I started from ground zero, absolutely nothing, I think 6th grade me just wanted to try writing for BNHA a new anime that I watched and I wanted to write something. Then I had an idea for these three characters that... hey what if they were in BNHA too!
So I'm going to ramble for a bit I guess because this story really does mean a lot to me. I've grown so much as a writer and I never would have if I didn't decide to post this story and my other stories on wattpad.
I planned so much for Ichiro and this book would have been so much longer, I planned for it to go all the way to the future where he's a pro hero or whatever. It's so silly since he's just an oc in a universe I didn't even create.
But y'know if you read this crappy young writing of mine, thanks. I don't know what your impression of my writing is since I've grown a lot more and I don't really post on wattpad but truly thank you for reading this.
There's really so much that I could say about this book that at the same time I don't know how to say it.
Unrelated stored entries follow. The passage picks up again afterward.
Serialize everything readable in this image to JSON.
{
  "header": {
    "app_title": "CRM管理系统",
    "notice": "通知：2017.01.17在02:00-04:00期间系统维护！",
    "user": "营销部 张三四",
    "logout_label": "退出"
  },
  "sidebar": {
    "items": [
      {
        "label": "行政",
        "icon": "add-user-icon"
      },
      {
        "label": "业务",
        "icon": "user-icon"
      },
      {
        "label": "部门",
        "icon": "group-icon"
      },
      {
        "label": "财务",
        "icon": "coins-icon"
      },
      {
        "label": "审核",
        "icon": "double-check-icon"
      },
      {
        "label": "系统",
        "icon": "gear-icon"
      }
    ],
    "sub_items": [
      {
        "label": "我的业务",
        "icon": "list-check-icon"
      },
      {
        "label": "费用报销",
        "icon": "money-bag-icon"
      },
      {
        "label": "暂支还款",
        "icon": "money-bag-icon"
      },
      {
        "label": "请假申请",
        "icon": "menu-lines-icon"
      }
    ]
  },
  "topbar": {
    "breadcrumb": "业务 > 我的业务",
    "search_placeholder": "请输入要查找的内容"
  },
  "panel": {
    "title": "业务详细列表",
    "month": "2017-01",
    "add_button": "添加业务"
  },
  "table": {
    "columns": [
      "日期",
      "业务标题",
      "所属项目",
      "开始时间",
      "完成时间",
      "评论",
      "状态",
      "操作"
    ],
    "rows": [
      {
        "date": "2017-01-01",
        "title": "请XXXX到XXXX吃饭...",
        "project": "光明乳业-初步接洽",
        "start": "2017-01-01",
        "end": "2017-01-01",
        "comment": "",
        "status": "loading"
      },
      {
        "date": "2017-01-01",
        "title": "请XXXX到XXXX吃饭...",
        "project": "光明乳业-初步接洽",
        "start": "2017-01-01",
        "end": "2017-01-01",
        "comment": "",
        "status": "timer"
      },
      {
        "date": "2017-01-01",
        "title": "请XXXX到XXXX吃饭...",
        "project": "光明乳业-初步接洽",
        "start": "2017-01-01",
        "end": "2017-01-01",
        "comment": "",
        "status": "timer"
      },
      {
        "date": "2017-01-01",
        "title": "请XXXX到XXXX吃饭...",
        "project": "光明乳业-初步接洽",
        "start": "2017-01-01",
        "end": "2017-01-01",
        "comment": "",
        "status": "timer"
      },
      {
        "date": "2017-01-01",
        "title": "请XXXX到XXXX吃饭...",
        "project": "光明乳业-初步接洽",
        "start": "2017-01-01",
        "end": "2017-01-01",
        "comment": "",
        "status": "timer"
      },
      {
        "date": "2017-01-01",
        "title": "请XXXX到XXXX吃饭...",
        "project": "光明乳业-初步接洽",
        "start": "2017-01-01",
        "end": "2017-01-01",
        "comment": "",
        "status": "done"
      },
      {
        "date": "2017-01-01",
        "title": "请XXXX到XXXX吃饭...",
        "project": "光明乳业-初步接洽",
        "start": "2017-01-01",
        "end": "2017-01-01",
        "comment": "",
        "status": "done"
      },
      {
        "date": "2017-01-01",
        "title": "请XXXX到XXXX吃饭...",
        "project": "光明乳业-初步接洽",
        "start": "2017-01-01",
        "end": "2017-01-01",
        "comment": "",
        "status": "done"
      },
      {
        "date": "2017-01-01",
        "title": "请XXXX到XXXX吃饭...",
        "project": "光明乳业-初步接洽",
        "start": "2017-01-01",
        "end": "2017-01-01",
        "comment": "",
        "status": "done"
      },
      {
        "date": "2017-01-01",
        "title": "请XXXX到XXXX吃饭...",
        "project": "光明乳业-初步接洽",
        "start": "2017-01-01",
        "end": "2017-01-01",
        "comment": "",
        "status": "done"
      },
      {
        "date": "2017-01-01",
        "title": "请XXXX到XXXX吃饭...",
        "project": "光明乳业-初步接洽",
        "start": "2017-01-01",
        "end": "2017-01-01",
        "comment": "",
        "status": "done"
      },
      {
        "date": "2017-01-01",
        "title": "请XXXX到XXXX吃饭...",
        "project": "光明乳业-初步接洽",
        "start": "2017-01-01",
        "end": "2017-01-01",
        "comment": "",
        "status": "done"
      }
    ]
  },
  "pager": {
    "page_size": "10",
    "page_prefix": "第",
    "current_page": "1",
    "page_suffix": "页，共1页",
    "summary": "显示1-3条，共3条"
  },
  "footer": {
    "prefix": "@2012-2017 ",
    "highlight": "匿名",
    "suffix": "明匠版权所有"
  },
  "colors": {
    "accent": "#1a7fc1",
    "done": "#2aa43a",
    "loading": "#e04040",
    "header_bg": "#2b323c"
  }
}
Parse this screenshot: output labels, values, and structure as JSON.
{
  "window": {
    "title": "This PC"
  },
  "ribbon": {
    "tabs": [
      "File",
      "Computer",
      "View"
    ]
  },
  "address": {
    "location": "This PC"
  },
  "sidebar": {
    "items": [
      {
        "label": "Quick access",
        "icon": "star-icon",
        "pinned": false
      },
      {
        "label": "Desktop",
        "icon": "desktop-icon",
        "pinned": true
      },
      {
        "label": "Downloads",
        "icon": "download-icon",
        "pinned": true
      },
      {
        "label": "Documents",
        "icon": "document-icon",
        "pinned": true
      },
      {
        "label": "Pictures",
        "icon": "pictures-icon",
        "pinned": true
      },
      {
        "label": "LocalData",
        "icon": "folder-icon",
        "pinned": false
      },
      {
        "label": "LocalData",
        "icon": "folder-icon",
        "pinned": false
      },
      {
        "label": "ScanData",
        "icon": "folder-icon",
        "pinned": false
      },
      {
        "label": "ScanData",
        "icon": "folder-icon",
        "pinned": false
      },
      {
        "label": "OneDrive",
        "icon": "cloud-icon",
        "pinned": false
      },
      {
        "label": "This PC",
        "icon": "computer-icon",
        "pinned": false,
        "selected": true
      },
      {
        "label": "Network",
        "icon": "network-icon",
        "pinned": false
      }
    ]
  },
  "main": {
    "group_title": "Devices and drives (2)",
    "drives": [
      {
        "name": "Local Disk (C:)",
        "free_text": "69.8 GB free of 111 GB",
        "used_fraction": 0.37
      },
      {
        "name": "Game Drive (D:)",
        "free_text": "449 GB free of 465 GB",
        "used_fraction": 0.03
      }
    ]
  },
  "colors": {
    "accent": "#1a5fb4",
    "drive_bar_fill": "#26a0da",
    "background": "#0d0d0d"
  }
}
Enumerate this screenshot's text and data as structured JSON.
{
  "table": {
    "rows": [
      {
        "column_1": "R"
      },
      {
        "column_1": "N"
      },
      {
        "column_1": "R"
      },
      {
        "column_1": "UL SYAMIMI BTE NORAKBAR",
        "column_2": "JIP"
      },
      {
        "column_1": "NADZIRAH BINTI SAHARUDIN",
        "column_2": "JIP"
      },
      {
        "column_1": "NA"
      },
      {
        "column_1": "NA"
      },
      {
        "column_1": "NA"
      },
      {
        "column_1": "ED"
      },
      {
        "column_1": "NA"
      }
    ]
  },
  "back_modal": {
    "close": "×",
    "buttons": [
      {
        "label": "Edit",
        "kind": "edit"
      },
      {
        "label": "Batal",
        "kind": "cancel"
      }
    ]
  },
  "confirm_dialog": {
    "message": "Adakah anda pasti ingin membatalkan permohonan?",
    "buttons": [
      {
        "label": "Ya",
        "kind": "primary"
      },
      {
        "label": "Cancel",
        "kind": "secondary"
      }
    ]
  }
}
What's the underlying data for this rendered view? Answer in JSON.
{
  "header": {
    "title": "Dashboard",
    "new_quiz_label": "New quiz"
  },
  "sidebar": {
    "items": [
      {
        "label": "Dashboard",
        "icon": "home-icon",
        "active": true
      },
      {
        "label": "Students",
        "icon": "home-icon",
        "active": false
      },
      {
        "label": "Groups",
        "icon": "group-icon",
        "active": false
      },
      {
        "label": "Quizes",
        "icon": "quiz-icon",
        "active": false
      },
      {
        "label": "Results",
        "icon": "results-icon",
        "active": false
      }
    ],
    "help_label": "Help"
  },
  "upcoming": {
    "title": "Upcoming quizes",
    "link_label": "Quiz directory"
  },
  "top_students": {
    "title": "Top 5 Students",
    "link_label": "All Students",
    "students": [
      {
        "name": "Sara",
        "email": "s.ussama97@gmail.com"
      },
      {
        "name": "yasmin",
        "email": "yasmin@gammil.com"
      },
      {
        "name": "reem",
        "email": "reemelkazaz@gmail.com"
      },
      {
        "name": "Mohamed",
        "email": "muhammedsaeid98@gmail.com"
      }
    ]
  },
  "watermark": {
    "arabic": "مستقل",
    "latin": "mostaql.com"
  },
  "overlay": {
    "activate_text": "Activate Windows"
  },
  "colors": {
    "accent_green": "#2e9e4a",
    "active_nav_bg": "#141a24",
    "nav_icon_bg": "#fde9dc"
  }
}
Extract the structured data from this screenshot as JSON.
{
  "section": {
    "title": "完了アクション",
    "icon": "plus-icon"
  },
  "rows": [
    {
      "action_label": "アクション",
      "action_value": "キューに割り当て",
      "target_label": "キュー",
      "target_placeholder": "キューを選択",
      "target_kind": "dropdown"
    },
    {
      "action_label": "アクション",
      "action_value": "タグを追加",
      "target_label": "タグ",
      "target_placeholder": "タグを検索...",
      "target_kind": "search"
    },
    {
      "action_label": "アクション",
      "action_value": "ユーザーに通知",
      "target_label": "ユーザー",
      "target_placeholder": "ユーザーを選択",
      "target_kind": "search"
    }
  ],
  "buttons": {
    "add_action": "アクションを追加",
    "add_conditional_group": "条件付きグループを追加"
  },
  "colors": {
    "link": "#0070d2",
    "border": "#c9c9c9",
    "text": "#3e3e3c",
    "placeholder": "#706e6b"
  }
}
I don't know why I put off doing this for so long and I know for certain that surely no one is actually sitting around and waiting for an update or being super invested in this story since it's pretty bad and Emiko and Emika are pretty horrible characters, exactly what you would expect from a 6th grader's anime oc.
Anyway this was a long ramble of me to just say I'm not completing this anymore. I didn't even give reasons but at this point I don't really think I need to give them.
Well, this is goodbye to this story, my first ever book on Wattpad had to end like this. But that's fine. It's a reminder of who I used to be and how things were. My writing used to be crap but I'm happy with how it is now. In a few years I'll probably say the same about my current writing but that's what it's all about.
Writing is a cycle of growth that I'm happy to be a part of.
Thank you for reading and reaching the end of this book.
Goodbye Ichirio.
My writing would probably never be the same if I hadn't written you or this book.
Thank you for coming on this journey with me everyone here who has read this book and is reading this right now.
Sometimes I miss the past but it's better to move on.
Also sorry for getting so sappy and emotional about a crappy bnha oc wattpad book.